Veterans React to SCOTUS’ Affirmative Action Decision: ‘A Slap In the Face’

The year she graduated from the United States Military Academy at West Point, Mary Tobin was part of the largest cohort of black women in the school’s history, to that point. There were about 25, out of more than 1,000 students.

“West Point sucks for everybody,” Tobin says. But her experience had its own challenges. Among other indignities, she was taunted by a classmate who told her she was only admitted because of affirmative action; other classmates, she recalls, hung a Confederate flag for her to find the day she was in charge for room inspection.

Still, as the daughter of a student who protested to desegregate lunch counters in Nashville, Tennessee, Tobin saw her time at West Point — plus 10 years in the Army and two tours of Iraq — as her own contribution to a longer-term project of making the country a more equitable place. “I grew up with this idea that the wrongs that you see, you must address,” she says.

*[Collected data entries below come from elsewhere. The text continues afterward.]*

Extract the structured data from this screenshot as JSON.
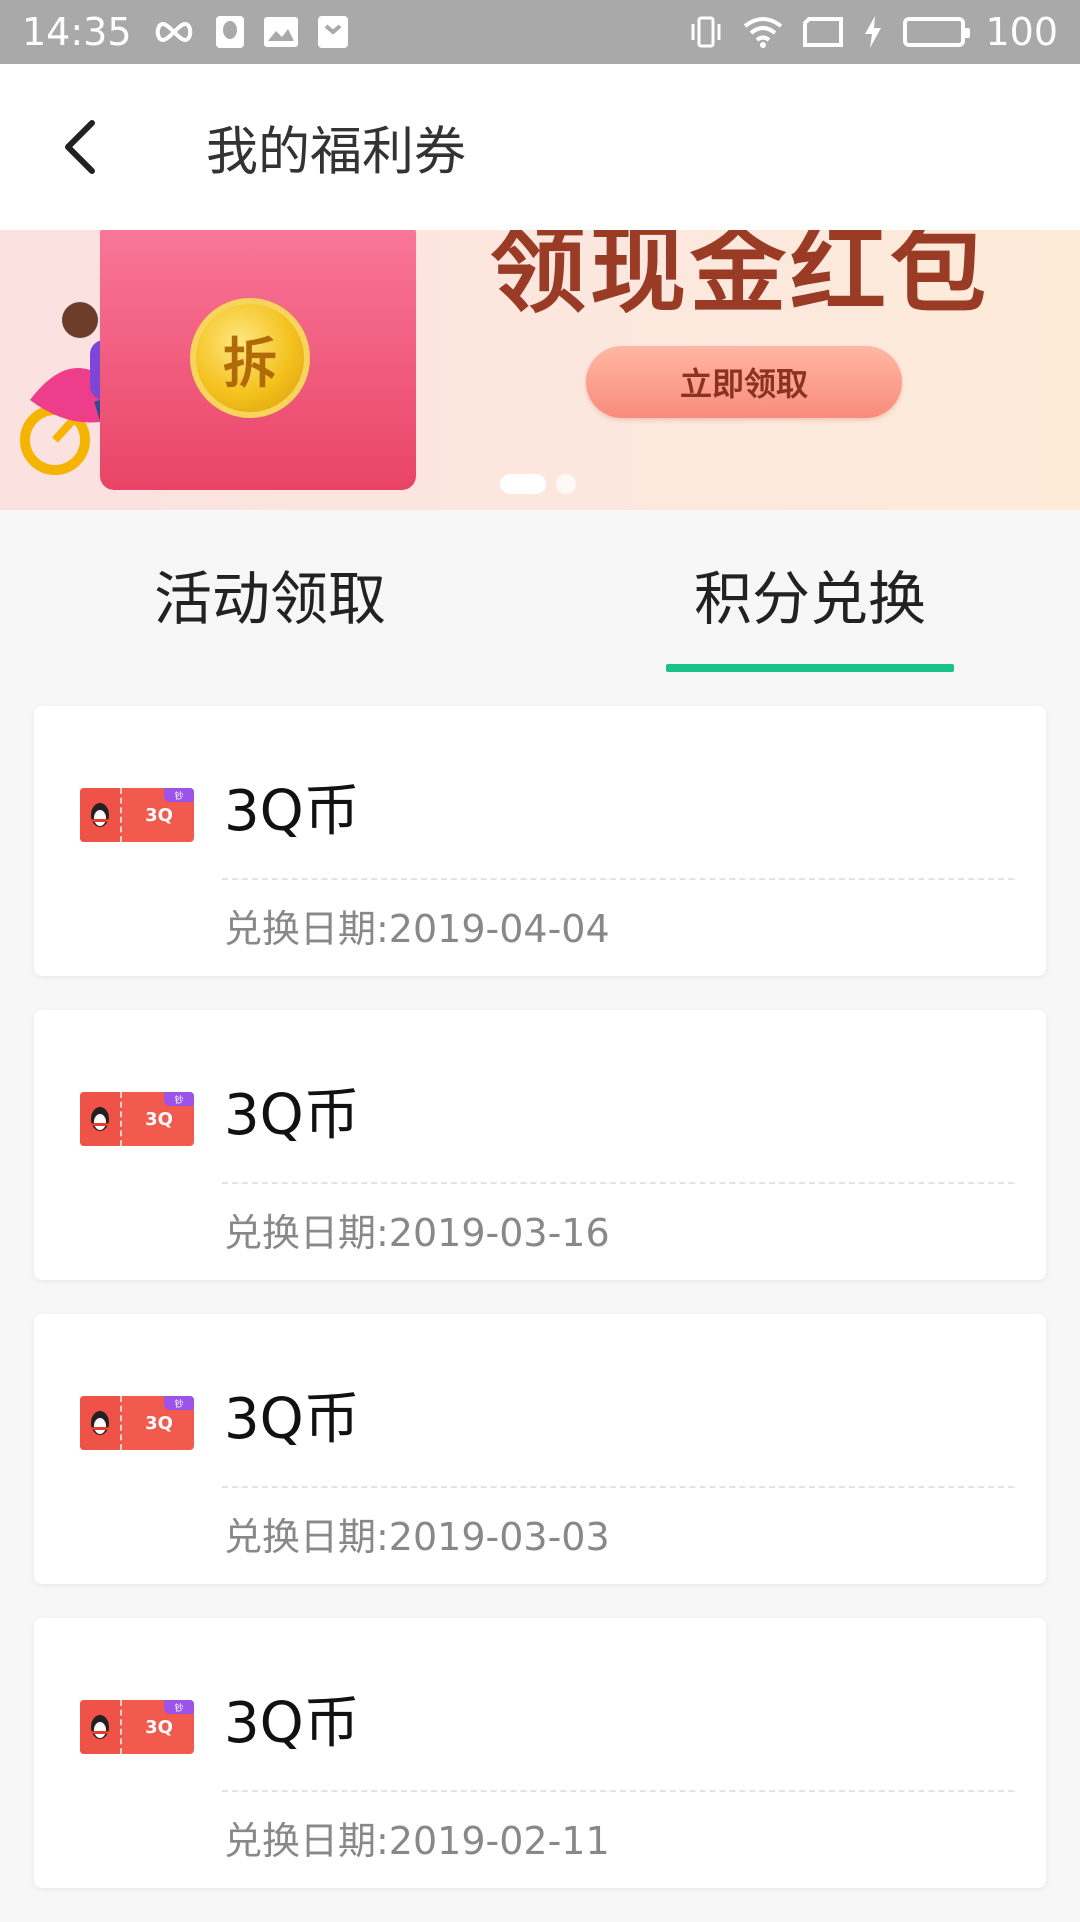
{
  "status_bar": {
    "time": "14:35",
    "battery": "100",
    "icons": [
      "infinity-icon",
      "qq-icon",
      "image-icon",
      "shield-icon",
      "vibrate-icon",
      "wifi-icon",
      "tablet-icon",
      "charging-icon",
      "battery-icon"
    ]
  },
  "header": {
    "title": "我的福利券",
    "back_icon": "back-arrow-icon"
  },
  "banner": {
    "title": "领现金红包",
    "button_label": "立即领取",
    "coin_text": "拆",
    "slide_index": 1,
    "slide_count": 2
  },
  "tabs": [
    {
      "label": "活动领取",
      "active": false
    },
    {
      "label": "积分兑换",
      "active": true
    }
  ],
  "accent_color": "#19c28a",
  "coupons": [
    {
      "title": "3Q币",
      "icon_value": "3Q",
      "badge": "钞",
      "date": "兑换日期:2019-04-04"
    },
    {
      "title": "3Q币",
      "icon_value": "3Q",
      "badge": "钞",
      "date": "兑换日期:2019-03-16"
    },
    {
      "title": "3Q币",
      "icon_value": "3Q",
      "badge": "钞",
      "date": "兑换日期:2019-03-03"
    },
    {
      "title": "3Q币",
      "icon_value": "3Q",
      "badge": "钞",
      "date": "兑换日期:2019-02-11"
    }
  ]
}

For Tobin, the Supreme Court’s decision on Thursday declaring affirmative action unconstitutional, while carving out an exception for military academies, was a step backwards for that project. Exempting military academies from the decision, she says, telegraphed an unmistakable message to her and other veterans from marginalized communities: This is all you’re good for.

“What that decision said to me was: It is okay for black and brown officers to be produced in these institutions of higher education for the purposes of defending and or dying for their country, if necessary. However, we do not deem it important to ensure that there is a diversity of doctors, lawyers, teachers, engineers, artists.”

More bluntly, Tobin, a board member of the Black Veterans Project, says: “We’re good enough to get into institutions where we might have to die for this country. But we’re not good enough to get into institutions that can train us to save the lives of black and brown families and children.”

By exempting the nation’s military academies, like West Point, from its decision, the Court’s conservative majority acknowledged that the government has a compelling interest in the racial diversity of military leadership, while insisting it has no interest in diversifying other kinds of leadership.

For Lindsay Church, executive director of Minority Vets, the message was clear. “All of this is just continuing to prove that people are expendable. It’s not about actually ensuring true equity,” Church says, adding that the decision is another example of “how we have continued to pillage the resources of black and brown communities…We’ve been over-recruiting in these communities to begin with — especially for the lower enlisted ranks.”

Church said she agreed with Justice Ketanji Brown Jackson, who declared in a searing dissent: “The Court has come to rest on the bottom-line conclusion that racial diversity in higher education is only worth potentially preserving insofar as it might be needed to prepare Black Americans and other underrepresented minorities for success in the bunker, not the boardroom.”

In Tobin’s view, the Court’s decision “is a slap in the face of my mother’s service to this country, as well as my service… It is incredibly insulting to the millions of black veterans who have served this country voluntarily— because they believed in the promise of this country.”

“It is pretty tough sometimes to live in a country that you love so much you would die for, but it doesn’t love you back,” she says. “It’s really, really tough to swallow that.”